CHARLESTON, S.C. (WCBD) – Charleston City leaders gathered at Hampton Park on Thursday to celebrate Decoration Day, honoring the lives of Union soldiers who died during the Civil War.
“They were here to memorialize, to honor, and decorate those individuals who have given the ultimate sacrifice,” said Charleston Mayor John Tecklenburg.
257 African American soldiers serving in the Union army during the Civil War were buried at Hampton Park. Now they’re being honored by city leaders and local veterans who grew up down the street.
“They marched around this park and laid flowers at the graves that have been reinterred right here at Hampton Park,” said Mayor Tecklenburg.
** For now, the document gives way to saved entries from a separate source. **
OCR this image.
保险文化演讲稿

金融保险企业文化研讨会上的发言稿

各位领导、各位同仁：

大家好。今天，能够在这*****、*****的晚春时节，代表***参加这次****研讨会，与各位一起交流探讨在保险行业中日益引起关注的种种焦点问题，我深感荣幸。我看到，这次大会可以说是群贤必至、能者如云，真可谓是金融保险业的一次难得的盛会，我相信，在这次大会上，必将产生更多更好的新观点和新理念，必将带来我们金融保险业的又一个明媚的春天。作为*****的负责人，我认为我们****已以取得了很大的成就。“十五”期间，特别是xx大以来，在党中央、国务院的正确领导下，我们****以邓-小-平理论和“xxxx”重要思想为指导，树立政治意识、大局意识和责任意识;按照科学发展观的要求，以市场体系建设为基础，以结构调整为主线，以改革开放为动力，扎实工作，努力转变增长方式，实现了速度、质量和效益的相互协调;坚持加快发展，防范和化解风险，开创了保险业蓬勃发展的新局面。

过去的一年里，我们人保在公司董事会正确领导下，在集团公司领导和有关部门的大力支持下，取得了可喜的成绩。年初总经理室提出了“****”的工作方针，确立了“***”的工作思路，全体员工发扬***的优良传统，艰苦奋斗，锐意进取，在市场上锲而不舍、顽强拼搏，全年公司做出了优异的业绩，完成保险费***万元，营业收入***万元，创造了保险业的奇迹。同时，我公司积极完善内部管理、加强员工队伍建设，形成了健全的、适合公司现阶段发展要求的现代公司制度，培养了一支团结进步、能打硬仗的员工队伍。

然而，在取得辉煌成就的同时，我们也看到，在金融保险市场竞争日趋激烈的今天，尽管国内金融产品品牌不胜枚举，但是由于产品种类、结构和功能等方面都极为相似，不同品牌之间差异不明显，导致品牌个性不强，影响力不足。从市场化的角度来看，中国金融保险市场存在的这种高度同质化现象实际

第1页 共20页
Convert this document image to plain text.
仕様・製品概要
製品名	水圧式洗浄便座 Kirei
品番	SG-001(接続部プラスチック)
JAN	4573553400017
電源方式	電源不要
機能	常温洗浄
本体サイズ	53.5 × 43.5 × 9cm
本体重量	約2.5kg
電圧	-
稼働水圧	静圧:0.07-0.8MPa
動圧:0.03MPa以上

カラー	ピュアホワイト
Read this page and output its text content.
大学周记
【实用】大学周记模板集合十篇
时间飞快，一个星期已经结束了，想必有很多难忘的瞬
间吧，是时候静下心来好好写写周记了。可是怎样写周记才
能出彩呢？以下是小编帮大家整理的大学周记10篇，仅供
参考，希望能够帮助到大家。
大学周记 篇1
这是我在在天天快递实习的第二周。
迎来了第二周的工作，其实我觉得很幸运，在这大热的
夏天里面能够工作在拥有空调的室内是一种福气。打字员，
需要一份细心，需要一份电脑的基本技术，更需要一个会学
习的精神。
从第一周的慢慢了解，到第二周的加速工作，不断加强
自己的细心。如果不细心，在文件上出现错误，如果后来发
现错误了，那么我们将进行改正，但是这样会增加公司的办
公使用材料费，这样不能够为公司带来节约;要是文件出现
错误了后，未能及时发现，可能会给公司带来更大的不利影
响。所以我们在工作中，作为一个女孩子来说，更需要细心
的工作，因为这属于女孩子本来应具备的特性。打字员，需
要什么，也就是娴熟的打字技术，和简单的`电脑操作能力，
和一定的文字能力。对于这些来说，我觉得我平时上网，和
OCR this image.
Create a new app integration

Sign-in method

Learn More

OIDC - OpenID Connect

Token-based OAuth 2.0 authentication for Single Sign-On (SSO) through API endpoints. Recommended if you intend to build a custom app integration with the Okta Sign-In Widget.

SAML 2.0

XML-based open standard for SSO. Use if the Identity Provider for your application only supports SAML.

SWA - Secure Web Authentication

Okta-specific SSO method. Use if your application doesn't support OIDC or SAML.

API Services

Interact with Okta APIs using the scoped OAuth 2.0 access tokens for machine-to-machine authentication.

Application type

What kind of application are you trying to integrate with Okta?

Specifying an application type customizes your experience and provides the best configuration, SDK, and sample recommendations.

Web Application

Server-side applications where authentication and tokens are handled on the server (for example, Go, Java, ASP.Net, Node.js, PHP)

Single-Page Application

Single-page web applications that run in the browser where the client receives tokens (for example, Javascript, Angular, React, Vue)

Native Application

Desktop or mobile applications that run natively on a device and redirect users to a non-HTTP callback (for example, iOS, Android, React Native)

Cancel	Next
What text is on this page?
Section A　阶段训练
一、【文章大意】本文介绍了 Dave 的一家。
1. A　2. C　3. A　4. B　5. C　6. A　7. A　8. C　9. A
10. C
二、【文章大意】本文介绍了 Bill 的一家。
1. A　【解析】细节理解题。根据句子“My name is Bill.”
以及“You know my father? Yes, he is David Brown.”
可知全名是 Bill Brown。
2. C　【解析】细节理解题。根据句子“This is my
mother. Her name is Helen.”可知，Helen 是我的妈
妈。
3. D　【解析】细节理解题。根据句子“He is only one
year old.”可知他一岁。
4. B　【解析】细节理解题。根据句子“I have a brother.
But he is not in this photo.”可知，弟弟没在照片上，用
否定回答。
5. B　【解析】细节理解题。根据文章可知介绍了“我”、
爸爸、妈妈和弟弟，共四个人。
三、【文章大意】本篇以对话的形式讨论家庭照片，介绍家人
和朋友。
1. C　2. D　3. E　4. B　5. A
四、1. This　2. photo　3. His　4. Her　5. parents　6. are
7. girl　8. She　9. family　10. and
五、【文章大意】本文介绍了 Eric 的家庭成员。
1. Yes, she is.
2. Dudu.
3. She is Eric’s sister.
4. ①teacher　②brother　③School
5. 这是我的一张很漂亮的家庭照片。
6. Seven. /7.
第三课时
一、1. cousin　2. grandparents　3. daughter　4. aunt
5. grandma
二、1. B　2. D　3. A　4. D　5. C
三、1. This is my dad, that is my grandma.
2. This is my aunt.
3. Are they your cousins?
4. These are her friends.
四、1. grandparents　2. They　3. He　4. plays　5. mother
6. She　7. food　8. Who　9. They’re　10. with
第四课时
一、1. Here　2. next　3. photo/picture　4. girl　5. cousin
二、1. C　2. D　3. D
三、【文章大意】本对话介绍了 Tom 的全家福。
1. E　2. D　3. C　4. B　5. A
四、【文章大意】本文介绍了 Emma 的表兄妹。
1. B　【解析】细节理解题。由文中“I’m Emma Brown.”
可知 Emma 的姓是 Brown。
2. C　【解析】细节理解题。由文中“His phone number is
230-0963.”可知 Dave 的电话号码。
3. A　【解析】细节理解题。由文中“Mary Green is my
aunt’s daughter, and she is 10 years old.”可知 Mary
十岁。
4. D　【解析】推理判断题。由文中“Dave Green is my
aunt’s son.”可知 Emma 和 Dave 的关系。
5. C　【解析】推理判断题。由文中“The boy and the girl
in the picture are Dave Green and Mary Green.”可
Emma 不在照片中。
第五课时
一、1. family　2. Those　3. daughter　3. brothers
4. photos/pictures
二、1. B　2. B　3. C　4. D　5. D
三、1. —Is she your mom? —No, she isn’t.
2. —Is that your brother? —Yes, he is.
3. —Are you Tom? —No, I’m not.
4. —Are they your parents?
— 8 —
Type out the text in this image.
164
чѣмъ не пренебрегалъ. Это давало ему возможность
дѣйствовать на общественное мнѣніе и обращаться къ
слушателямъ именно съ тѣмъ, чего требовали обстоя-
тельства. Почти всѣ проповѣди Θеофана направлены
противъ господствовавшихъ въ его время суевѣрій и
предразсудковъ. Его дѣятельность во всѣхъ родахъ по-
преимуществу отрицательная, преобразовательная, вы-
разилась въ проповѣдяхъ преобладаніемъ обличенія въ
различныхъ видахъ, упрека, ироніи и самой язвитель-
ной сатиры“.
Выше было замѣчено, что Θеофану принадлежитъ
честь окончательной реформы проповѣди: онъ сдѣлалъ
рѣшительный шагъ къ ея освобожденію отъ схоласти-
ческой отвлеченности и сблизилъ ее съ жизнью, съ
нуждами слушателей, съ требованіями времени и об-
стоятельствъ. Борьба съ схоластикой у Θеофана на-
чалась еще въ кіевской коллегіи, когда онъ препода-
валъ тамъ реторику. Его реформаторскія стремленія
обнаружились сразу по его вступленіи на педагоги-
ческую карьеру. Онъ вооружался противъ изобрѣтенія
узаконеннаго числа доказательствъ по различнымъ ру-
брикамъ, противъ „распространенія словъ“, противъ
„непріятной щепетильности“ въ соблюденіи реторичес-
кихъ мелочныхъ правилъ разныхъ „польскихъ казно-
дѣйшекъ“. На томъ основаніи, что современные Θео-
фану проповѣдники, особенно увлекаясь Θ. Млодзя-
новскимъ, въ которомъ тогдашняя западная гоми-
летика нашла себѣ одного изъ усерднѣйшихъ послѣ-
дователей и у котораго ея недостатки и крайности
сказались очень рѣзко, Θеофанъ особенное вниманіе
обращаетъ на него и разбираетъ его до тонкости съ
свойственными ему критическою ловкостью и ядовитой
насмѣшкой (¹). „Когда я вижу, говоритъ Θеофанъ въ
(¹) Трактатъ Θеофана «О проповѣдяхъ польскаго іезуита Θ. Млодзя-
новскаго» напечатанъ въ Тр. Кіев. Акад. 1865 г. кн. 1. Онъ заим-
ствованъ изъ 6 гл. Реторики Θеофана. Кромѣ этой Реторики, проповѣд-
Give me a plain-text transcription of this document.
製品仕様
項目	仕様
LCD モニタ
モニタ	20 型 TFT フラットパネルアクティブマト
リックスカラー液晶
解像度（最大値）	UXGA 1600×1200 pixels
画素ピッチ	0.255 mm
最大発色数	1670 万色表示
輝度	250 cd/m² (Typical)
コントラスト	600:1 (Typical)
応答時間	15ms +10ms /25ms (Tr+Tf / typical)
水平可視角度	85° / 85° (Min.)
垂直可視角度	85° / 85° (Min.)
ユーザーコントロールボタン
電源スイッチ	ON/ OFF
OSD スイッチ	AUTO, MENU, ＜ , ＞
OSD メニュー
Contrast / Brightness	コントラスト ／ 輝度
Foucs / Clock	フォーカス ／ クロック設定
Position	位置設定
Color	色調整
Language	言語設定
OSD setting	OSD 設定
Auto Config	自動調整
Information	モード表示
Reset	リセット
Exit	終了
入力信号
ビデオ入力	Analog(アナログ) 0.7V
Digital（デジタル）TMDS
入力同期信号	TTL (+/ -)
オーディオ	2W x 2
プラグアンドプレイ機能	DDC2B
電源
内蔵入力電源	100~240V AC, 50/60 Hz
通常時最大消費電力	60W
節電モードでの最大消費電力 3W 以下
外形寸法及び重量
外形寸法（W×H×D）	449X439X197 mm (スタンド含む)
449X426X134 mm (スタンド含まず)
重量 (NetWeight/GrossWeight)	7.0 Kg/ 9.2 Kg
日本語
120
Thousands of African American’s gathered to ensure the fallen soldiers received a proper burial and to honor those lost in the fight, setting the standard for Memorial Day’s to come.
“These African descendants, patriots, ensured that United States soldiers regardless of race were laid to rest respectfully. They took the time to honor those who were allies to honor that freedom for the virtue of their service,” says Dr. J. Goosby Smith, Assistant Provost for Diversity and Director of the Truth, Racial Healing and Transformation Center at The Citadel.
The International African American Museum says taking the time to remember the origins of Memorial Day is significant not only to the Holy City but to the country.
“This is memorabilia and something different. You have every right to celebrate but your first thought is to honor those who fought,” says Dr. Tonya M. Matthews, CEO of the International African American Museum.
Dr. Matthews says the museum will have “freed man badges” from those enslaved soldiers that fought during the Civil War that they are going to put on display next year when the museum opens.